PUCUKMERA – Masihlah ingat waktu itu di hari Minggu, 6 Agustus 2017 kami harus pulang dan meninggalkan Sepunggur. Pagi itu koper-koper kami sudah diangkut oleh Viar menuju dermaga RT 32, sedangkan pemiliknya masih tersangkut di kediaman Mbah RT 31 karena sungkan untuk tidak mencicipi hidangan yang telah beliau dan istri persiapkan untuk kami.

Aku dan Sulis berjalan beriringan menyusuri 4 kilometer jalan yang biasa kami lewati. Sempat kulihat si Ari yang berjalan dengan kaki pincangnya akibat terperosok jembatan rusak beberapa hari yang lalu. ‘Begini toh’ rasanya bila harus pisah dengan mereka ketika sudah nyaman-nyamannya. Mereka warga yang selalu menegur sapa ketika kami melakukan perjalanan, mereka para ibu-ibu PKK yang mungkin jenuh mendengar penyuluhan kesehatan yang kami lakukan, mereka anak-anak Sepunggur yang hampir tiap hari main ke pondokan. Mengingat hal yang kiranya tidak akan terjadi lagi itu membuat aku tertegun dan menangis. Ah, Rara cengeng sekali kau ni.

Teringat lagi, di pagi itu ada hal dimana ia membuat tangisan ku semakin menjadi, ia Nafisa, sang gadis cilik nan cantik berkata dengan polosnya “Kami libur kok mbak pulang sih,“ ya ampun rasanya rongga dadaku memanas, ditengah perjalanan berkilo-kilo pagi itu aku dibuatnya nangis sejadi-jadinya. Terlebih lagi ketika aku bertemu dengan bu Ali, kader di RT 32 yang sudah aku anggap sebagai ibuku sendiri. Dari Bu Ali ini lah aku yang orangnya ngga suka basa-basi bisa ngobrol berdua berjam-jam lamanya, entah ngobrol apa sampai lupa karena saking banyaknya. Ku peluk bu Ali, di atas bahunya ku tumpahkan air mataku.
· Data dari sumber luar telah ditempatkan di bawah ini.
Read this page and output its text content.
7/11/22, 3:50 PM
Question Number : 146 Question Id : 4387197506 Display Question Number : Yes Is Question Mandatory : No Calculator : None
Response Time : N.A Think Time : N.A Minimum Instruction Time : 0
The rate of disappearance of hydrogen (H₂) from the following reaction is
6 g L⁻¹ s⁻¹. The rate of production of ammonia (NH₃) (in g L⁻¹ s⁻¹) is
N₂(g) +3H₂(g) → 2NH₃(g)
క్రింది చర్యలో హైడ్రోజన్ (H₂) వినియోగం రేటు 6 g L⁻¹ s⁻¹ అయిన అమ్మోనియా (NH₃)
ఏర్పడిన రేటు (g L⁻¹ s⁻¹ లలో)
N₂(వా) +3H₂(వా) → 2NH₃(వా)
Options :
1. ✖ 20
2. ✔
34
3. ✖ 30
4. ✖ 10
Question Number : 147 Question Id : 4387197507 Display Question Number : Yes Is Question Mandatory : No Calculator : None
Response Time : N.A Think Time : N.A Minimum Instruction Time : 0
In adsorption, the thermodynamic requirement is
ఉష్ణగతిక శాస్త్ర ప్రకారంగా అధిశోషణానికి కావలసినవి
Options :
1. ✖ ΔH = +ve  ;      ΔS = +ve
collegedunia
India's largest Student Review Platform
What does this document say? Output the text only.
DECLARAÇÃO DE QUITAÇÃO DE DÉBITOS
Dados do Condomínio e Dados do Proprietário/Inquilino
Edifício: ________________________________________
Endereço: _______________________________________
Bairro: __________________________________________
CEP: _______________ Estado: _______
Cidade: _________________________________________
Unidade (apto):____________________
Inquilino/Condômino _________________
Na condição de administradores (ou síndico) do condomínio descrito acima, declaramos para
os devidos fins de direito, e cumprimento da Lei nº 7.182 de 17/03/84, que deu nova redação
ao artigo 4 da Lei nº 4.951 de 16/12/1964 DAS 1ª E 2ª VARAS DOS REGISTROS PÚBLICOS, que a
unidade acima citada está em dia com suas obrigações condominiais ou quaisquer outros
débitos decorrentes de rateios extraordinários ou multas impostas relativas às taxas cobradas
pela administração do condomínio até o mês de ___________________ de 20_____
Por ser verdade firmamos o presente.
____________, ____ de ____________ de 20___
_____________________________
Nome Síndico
Sayangnya saat itu, mbak Wati salah satu kader kesehatan yang sudah seperti kakak sendiri tidak turut serta menemani kepergian kami. Mau ke kota katanya. Sempat sedih sih kenapa perginya ngga ditunda saja, kenapa perginya bertepatan saat kami pulang. Tapi prasangka itu berubah ketika kami tahu, bahwa mbak Wati pergi bukan tanpa alasan. Kata warga, mbak Wati selalu melakukan hal itu ketika para anak KKN pulang. Menghindari perasaan sedih yang berlebih katanya. Aaaa mbak Wati, aku kembali tertegun.
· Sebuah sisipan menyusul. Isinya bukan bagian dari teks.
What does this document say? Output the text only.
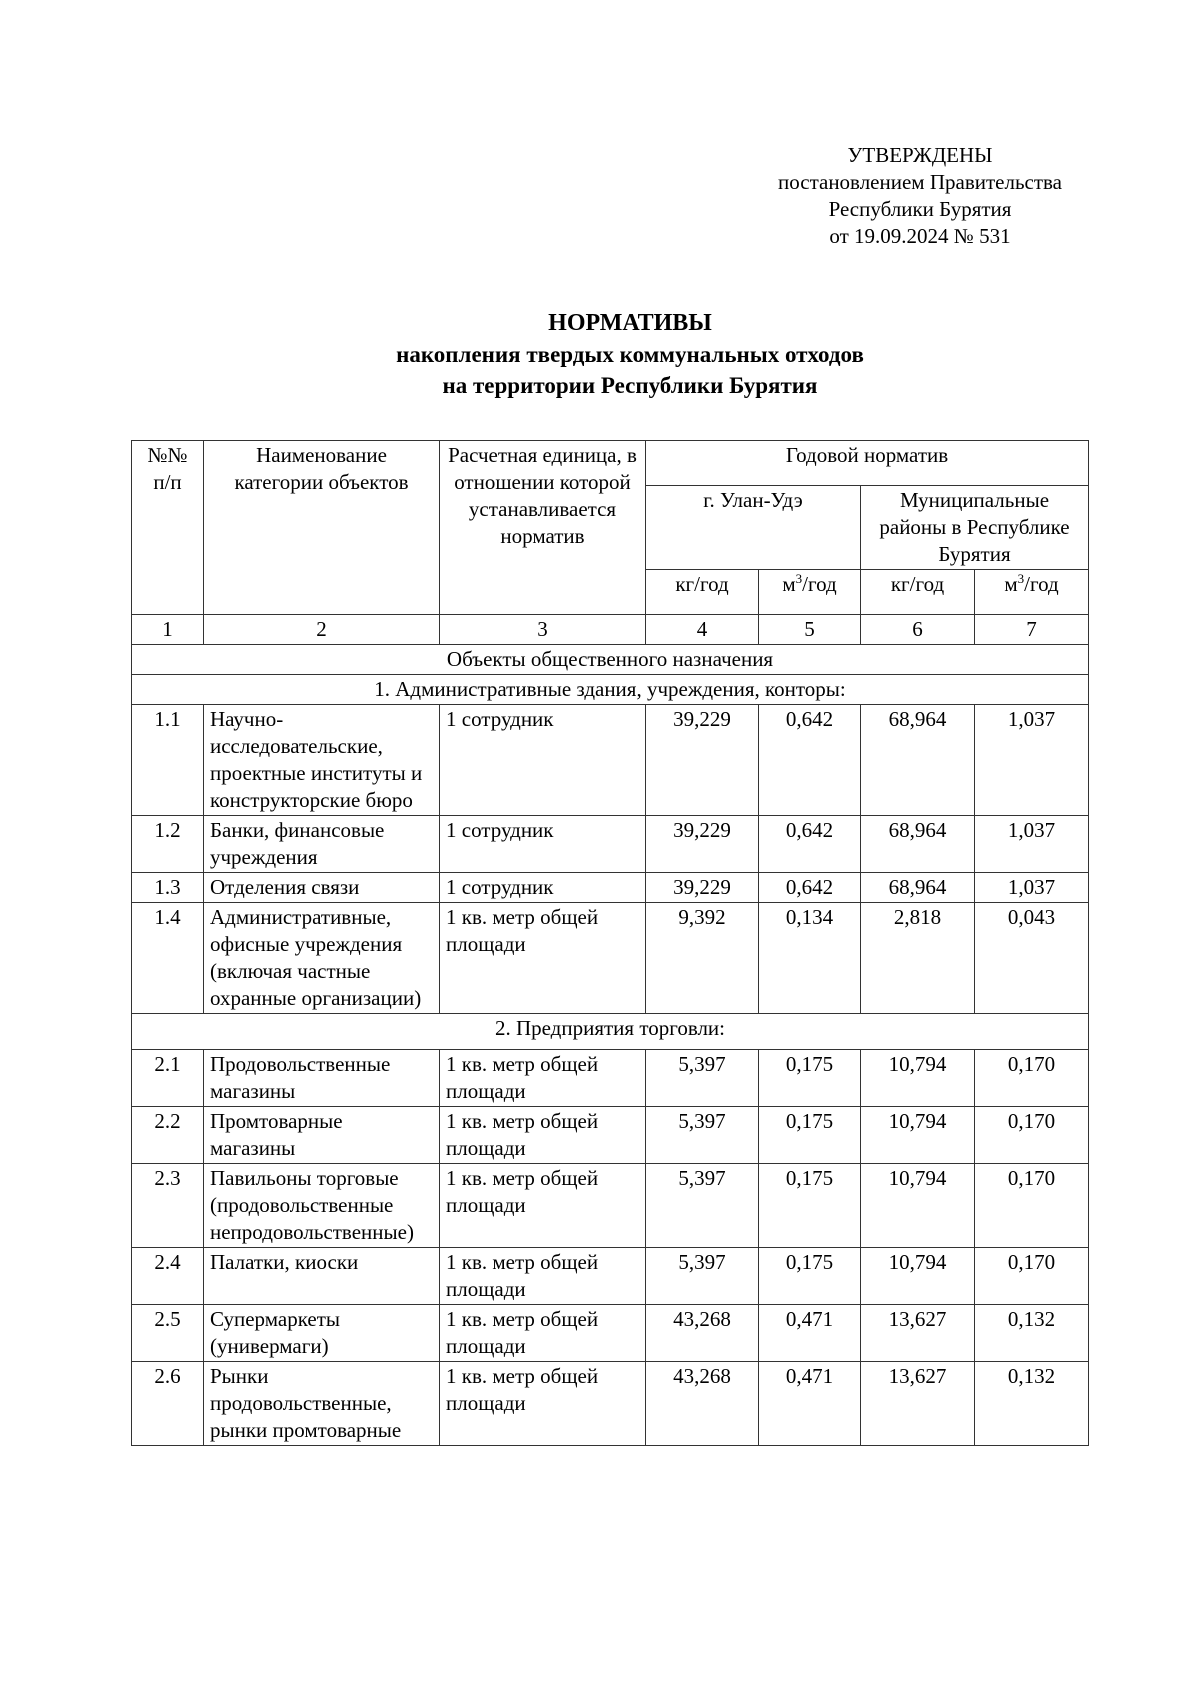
УТВЕРЖДЕНЫ
постановлением Правительства
Республики Бурятия
от 19.09.2024 № 531
НОРМАТИВЫ
накопления твердых коммунальных отходов
на территории Республики Бурятия
№№ п/п	Наименование категории объектов	Расчетная единица, в отношении которой устанавливается норматив	Годовой норматив			
			г. Улан-Удэ		Муниципальные районы в Республике Бурятия	
			кг/год	$м^3$/год	кг/год	$м^3$/год
1	2	3	4	5	6	7
Объекты общественного назначения						
1. Административные здания, учреждения, конторы:						
1.1	Научно-исследовательские, проектные институты и конструкторские бюро	1 сотрудник	39,229	0,642	68,964	1,037
1.2	Банки, финансовые учреждения	1 сотрудник	39,229	0,642	68,964	1,037
1.3	Отделения связи	1 сотрудник	39,229	0,642	68,964	1,037
1.4	Административные, офисные учреждения (включая частные охранные организации)	1 кв. метр общей площади	9,392	0,134	2,818	0,043
2. Предприятия торговли:						
2.1	Продовольственные магазины	1 кв. метр общей площади	5,397	0,175	10,794	0,170
2.2	Промтоварные магазины	1 кв. метр общей площади	5,397	0,175	10,794	0,170
2.3	Павильоны торговые (продовольственные непродовольственные)	1 кв. метр общей площади	5,397	0,175	10,794	0,170
2.4	Палатки, киоски	1 кв. метр общей площади	5,397	0,175	10,794	0,170
2.5	Супермаркеты (универмаги)	1 кв. метр общей площади	43,268	0,471	13,627	0,132
2.6	Рынки продовольственные, рынки промтоварные	1 кв. метр общей площади	43,268	0,471	13,627	0,132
Akhirnya 2 Speedboat kami datang. Barang-barang berat telah kami naikkan. Satu persatu kami masuk kedalam kendaraan itu untuk diangkut kembali menuju Yogyakarta. Terlihat para warga melambaikan tangan diatas dermaga kayu nan kecil itu. Dermaga yang menjadi saksi kepergian kami. Dermaga kecil yang dipenuhi oleh banyaknya warga yang entah rela atau tak rela melepas kepergian kami, seperti halnya kami yang tak rela pergi. Aku tau bahwa perpisahan itu memang menyakitkan, tapi aku tak menyangka bahwa perpisahan itu bakal sesakit ini. Kalau seperti ini aku merasa jarak dan waktu seakan menjadi jahat sekali. Oh jarak, oh waktu, kalian tega sekali memisahkan kami. Itulah yang selalu menjalar di pikiran sejak kami melangkah keluar dari Sepunggur.
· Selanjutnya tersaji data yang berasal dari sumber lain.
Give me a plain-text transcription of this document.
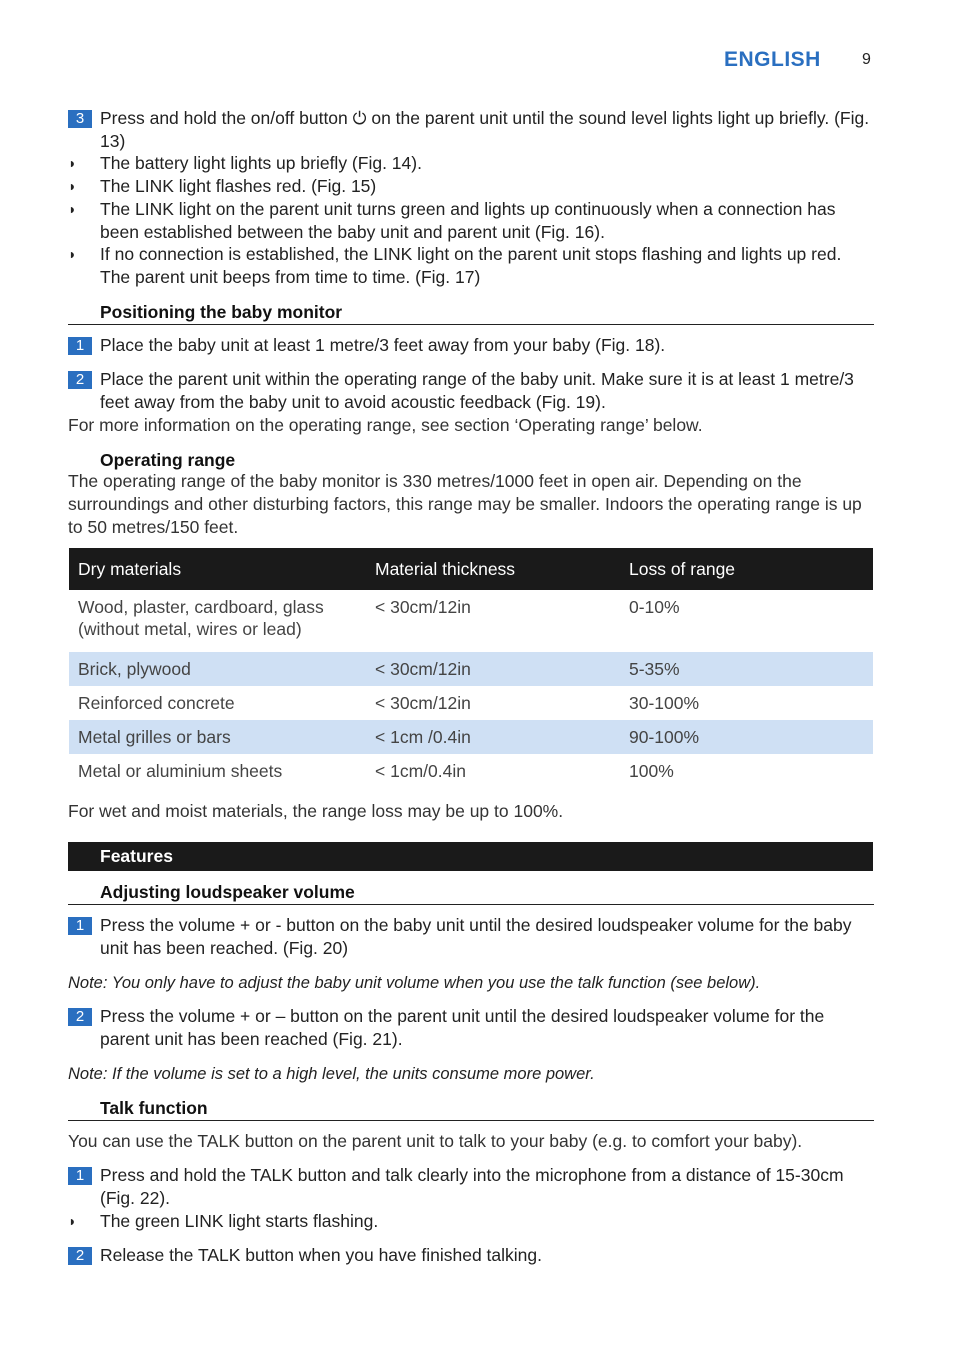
ENGLISH	9
3 Press and hold the on/off button ⏻ on the parent unit until the sound level lights light up briefly. (Fig. 13)
◗ The battery light lights up briefly (Fig. 14).
◗ The LINK light flashes red. (Fig. 15)
◗ The LINK light on the parent unit turns green and lights up continuously when a connection has been established between the baby unit and parent unit (Fig. 16).
◗ If no connection is established, the LINK light on the parent unit stops flashing and lights up red. The parent unit beeps from time to time. (Fig. 17)
Positioning the baby monitor
1 Place the baby unit at least 1 metre/3 feet away from your baby (Fig. 18).
2 Place the parent unit within the operating range of the baby unit. Make sure it is at least 1 metre/3 feet away from the baby unit to avoid acoustic feedback (Fig. 19).
For more information on the operating range, see section ‘Operating range’ below.
Operating range
The operating range of the baby monitor is 330 metres/1000 feet in open air. Depending on the surroundings and other disturbing factors, this range may be smaller. Indoors the operating range is up to 50 metres/150 feet.
Dry materials	Material thickness	Loss of range
Wood, plaster, cardboard, glass (without metal, wires or lead)	< 30cm/12in	0-10%
Brick, plywood	< 30cm/12in	5-35%
Reinforced concrete	< 30cm/12in	30-100%
Metal grilles or bars	< 1cm /0.4in	90-100%
Metal or aluminium sheets	< 1cm/0.4in	100%
For wet and moist materials, the range loss may be up to 100%.
Features
Adjusting loudspeaker volume
1 Press the volume + or - button on the baby unit until the desired loudspeaker volume for the baby unit has been reached. (Fig. 20)
Note: You only have to adjust the baby unit volume when you use the talk function (see below).
2 Press the volume + or – button on the parent unit until the desired loudspeaker volume for the parent unit has been reached (Fig. 21).
Note: If the volume is set to a high level, the units consume more power.
Talk function
You can use the TALK button on the parent unit to talk to your baby (e.g. to comfort your baby).
1 Press and hold the TALK button and talk clearly into the microphone from a distance of 15-30cm (Fig. 22).
◗ The green LINK light starts flashing.
2 Release the TALK button when you have finished talking.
Setelah satu setengah jam kami berada diperairan, sampailah kami di pelabuhan Tanjung Selor. Di sana kami memutuskan untuk mampir kerumah Bupati Bulungan terlebih dahulu. Tau apa yang kami rasakan ketika memasuki rumah Bupati? Seperti orang ndesa. Ya wajarlah sekolahnya juga di Universitas yang katanya ndesa. Jadi menghayati gitu yaaa. Hahaha. Di sana pula kami beristirahat sejenak dan mengistirahatkan kaki Ari yang sedari tadi bengkak dan memerah. Ya walau terperosoknya sudah beberapa hari yang lalu, kaki Ari tidak menampakkan perkembangan yang baik. Bahkan sebaliknya, kedaan kakinya semakin parah setelah terperosok untuk yang kedua kalinya dikaki dan didaerah yang sama: di dermaga Sepunggur tadi pagi, Ariii… Ari… malang benar nasib mu, nak.

Tidak lama kemudian kami pun beranjak menuju rumah milik saudaranya Falah. Rumah yang kami singgahi sembari menunggu hari esok. Ya jadwal penerbangan kami dari Tarakan menuju Yogyakarta masih esok pagi. Sengaja kami berangkat sehari sebelumnya karena tidak mau mengambil risiko apabila tertinggal pesawat karena tidak adanya kendaraan yang berangkat ke Tarakan sepagi itu.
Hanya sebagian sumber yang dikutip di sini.